Aveva letto che tra gli Eleven, un tempo, era uso che quando un guerriero perdeva il proprio signore si togliesse la vita. Per quanto l'idea di un suicidio gli facesse ribrezzo, Jeremiah si rendeva conto di comprenderli fin troppo bene, anche se il pensiero diveniva cosciente solo certe sere, dopo parecchi bicchieri. Guerrieri veri, sinceri, veri cavalieri. Sicuramente migliori di chi aveva lasciato morire di inedia il proprio onore, eppure continuava a camminare a testa alta, vestito della propria uniforme, ipocrita nè più nè meno che i principi che uccidevano i propri famigliari in casa, aduso all'inganno come loro, fino ad essere ingannato e manipolato a sua volta, a perdere la propria posizione a causa di un maledetto terrorista, perdere il proprio corpo e per poco la propria sanità mentale, a lasciarsi trascinare dal desiderio di vendetta fino a gioire delle modifiche che l'hanno reso, lo rendono, sempre meno un umano, fino a diventare un assassino e a pronunciare quel nome con orgoglio. Lontano dalla gloria. Lontano persino dall'ombra di ciò che una volta chiamava il proprio onore.
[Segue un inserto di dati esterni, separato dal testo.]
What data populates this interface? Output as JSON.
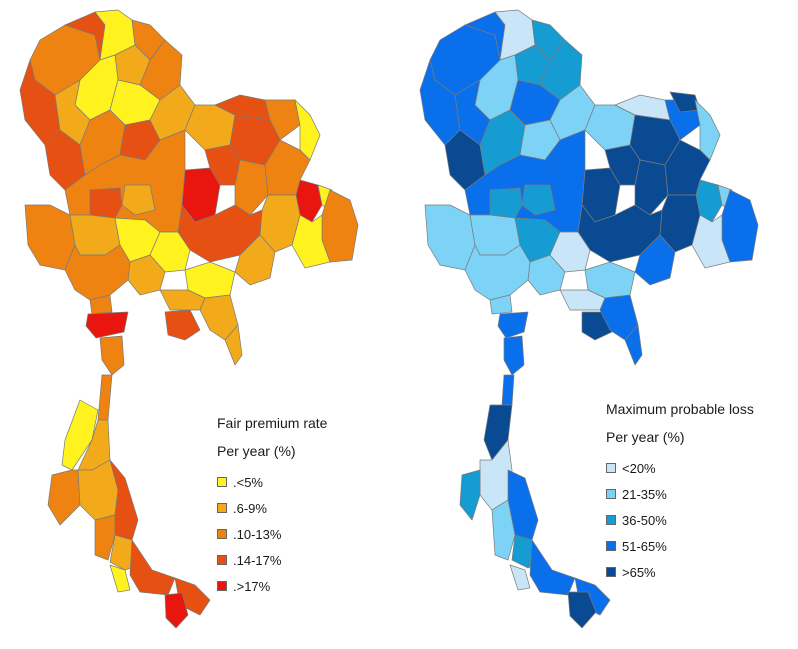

La stirpe di Marianne è viva e sta combattendo per lei, per la sua memoria. Basterebbe questo a dargli la pace. Ma il suo primogenito lo ha chiamato, gli ha chiesto di tener fede al suo giuramento, il primo, l'unico, ed ora tutto, finalmente, ha di nuovo un significato, Jeremiah ha di nuovo il proprio onore e può combattere a testa alta, finalmente, per la gloria di Lelouch.